Mixed up

French New Wave classic looks both forward and back.

BAND OF OUTSIDERS

written and directed by Jean-Luc Godard with Anna Karina, Claude Brasseur, and Sami Frey runs Nov. 23-29 at Varsity


THERE’S HARD GODARD and there’s easy Godard. His 1964 Band of Outsiders, a favorite flick of Quentin Tarantino, mercifully tips toward the latter, being one of the least political films of a famously political director during a turbulently political decade. It’s also a watershed movie in a way, a departure from his Breathless-style wanna-be gangsters and molls, a simple, nostalgic, capricious paean to the pulp fiction tropes he was already leaving behind. Ahead lie deconstructionist impulses also apparent in Band, as Godard adds storytelling kinks to the Parisian love triangle between innocent Odile (Anna Karina), Arthur (Claude Brasseur), and Frantz (Sami Frey), who meet in a tedious English class and impulsively decide to burglarize a rich tenant at Odile’s home.

Can you blame them? Their English teacher blathers Romeo and Juliet, but doomed, tragic love is the last thing on their minds. “I’m fed up. It’s impossible to get anywhere,” says Arthur, who suspends his fatalism at the prospect of their big heist. He and his best pal, Frantz, playact at being tough guys, dressing in trench coats and conducting index-finger shoot-outs (“Pow! Pow!”), but they’re very much poseurs, as Band‘s narrator (Godard) makes clear. Their behavior is “in keeping with the tradition of bad B-movies” we’re told, which undercuts the film-noir nihilism they affect.

Speeding recklessly through wintry Paris in a battered Simca convertible, our three leads are thus reduced to types by the narrator’s mock-poetic descriptions of cityscapes, mood, and character motivation. “The images speak for themselves,” Godard says, then does the talking for them. Yet somehow the tension between omniscient teller and pulpy tale coalesces into vivid, timeless, irreducible scenes: the three erupting into a cafe line dance (see Pulp Fiction); running through the Louvre in a world record nine minutes, 43 seconds; Karina (Godard’s almost unbearably lovely then-wife) bursting into sad chanson (“Things are not what they are”); an utterly implausible final shoot-out.

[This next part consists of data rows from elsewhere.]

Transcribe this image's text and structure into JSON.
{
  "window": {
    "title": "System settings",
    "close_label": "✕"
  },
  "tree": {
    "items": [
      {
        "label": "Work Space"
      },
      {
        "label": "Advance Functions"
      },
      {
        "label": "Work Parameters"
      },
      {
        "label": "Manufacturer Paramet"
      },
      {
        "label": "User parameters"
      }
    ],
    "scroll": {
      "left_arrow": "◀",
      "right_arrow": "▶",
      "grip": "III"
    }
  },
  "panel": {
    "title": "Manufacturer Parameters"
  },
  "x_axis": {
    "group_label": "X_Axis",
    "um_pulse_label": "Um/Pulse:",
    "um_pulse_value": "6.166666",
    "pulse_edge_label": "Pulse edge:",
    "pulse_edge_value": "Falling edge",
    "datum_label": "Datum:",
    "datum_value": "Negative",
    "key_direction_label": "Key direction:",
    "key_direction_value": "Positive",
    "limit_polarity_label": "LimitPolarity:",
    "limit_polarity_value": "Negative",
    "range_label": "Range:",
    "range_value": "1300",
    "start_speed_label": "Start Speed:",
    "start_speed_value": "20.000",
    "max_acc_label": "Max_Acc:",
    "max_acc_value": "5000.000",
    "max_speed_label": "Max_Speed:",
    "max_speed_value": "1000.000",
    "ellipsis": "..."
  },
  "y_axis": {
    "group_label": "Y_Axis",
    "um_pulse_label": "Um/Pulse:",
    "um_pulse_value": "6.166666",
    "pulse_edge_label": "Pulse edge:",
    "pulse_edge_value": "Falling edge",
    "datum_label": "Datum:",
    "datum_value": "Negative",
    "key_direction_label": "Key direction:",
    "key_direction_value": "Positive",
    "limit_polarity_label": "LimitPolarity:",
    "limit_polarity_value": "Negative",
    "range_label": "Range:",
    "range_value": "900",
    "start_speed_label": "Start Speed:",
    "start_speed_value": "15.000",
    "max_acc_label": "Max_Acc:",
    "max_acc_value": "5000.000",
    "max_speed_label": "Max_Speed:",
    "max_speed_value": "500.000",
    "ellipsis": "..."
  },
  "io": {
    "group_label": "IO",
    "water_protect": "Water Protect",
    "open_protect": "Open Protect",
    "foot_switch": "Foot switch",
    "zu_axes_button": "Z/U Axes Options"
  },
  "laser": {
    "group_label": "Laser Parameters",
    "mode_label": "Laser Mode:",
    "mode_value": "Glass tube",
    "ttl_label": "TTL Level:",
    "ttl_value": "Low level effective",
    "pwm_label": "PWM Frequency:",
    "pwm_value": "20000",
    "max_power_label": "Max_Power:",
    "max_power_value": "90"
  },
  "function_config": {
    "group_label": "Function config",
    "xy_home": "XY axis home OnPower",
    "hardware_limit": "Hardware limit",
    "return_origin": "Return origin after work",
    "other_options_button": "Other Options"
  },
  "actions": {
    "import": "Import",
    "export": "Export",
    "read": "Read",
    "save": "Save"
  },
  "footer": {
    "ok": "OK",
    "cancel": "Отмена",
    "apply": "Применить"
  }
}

None of them are meant seriously, of course, and Band‘s biggest shock (today) comes with a newspaper headline about tribal massacres in Rwanda. One might think, 37 years and nothing’s changed, but that’s not true. No matter how Godard here harkens back to quaint fedoras and six-shooters, his self-conscious narrative chicanery is thoroughly forward-looking. “Classique = moderne,” the English teacher writes on her blackboard, citing T.S. Eliot to her bored students. Here we begin to see Godard’s midcareer pedantry emerging. Theory will soon outpace plot; lovers will count for less than self-reflexive love stories.

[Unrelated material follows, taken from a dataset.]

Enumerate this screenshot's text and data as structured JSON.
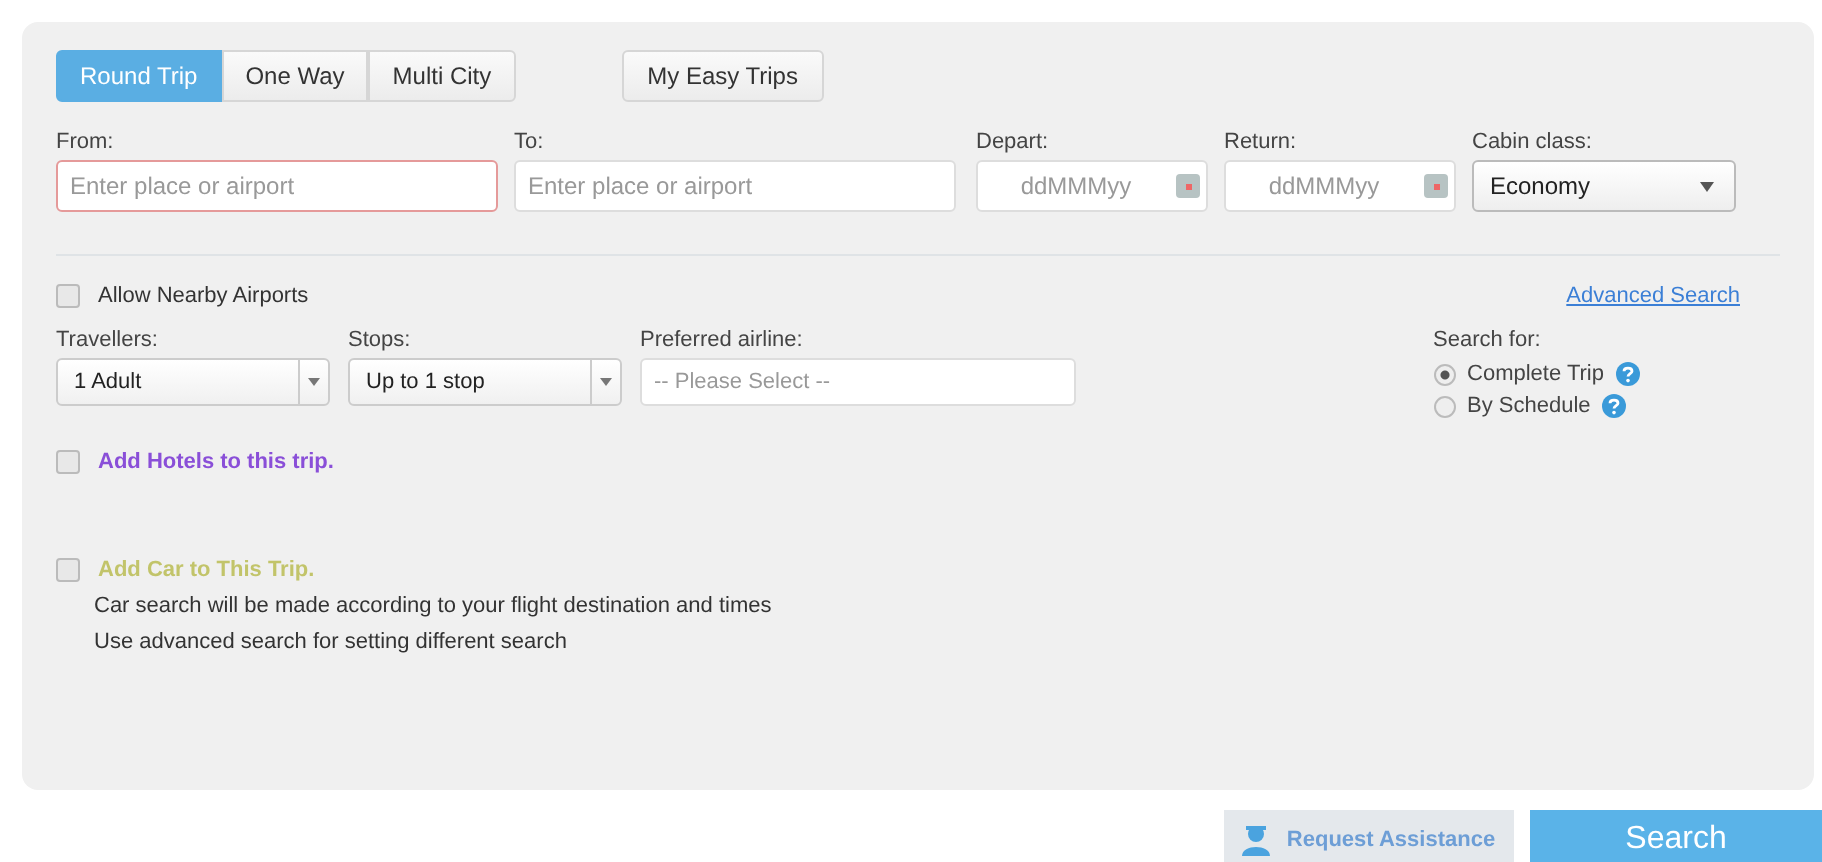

“I’m disgusted with life,” says Odile, but you don’t believe her for a second. (Karina’s bursting with life, which may be why she could only stand Godard for seven years.) Instead, it’s Godard’s pessimistic whispering in your ear that rings true. He’s tired of the old Bogie-isms and cinematic gestures; by ’64 he’s outgrown them—and perhaps his popular audience as well. Yet in Band, an accessible but still diffident movie, the director’s ossification still can’t finally diminish his characters’ will to live.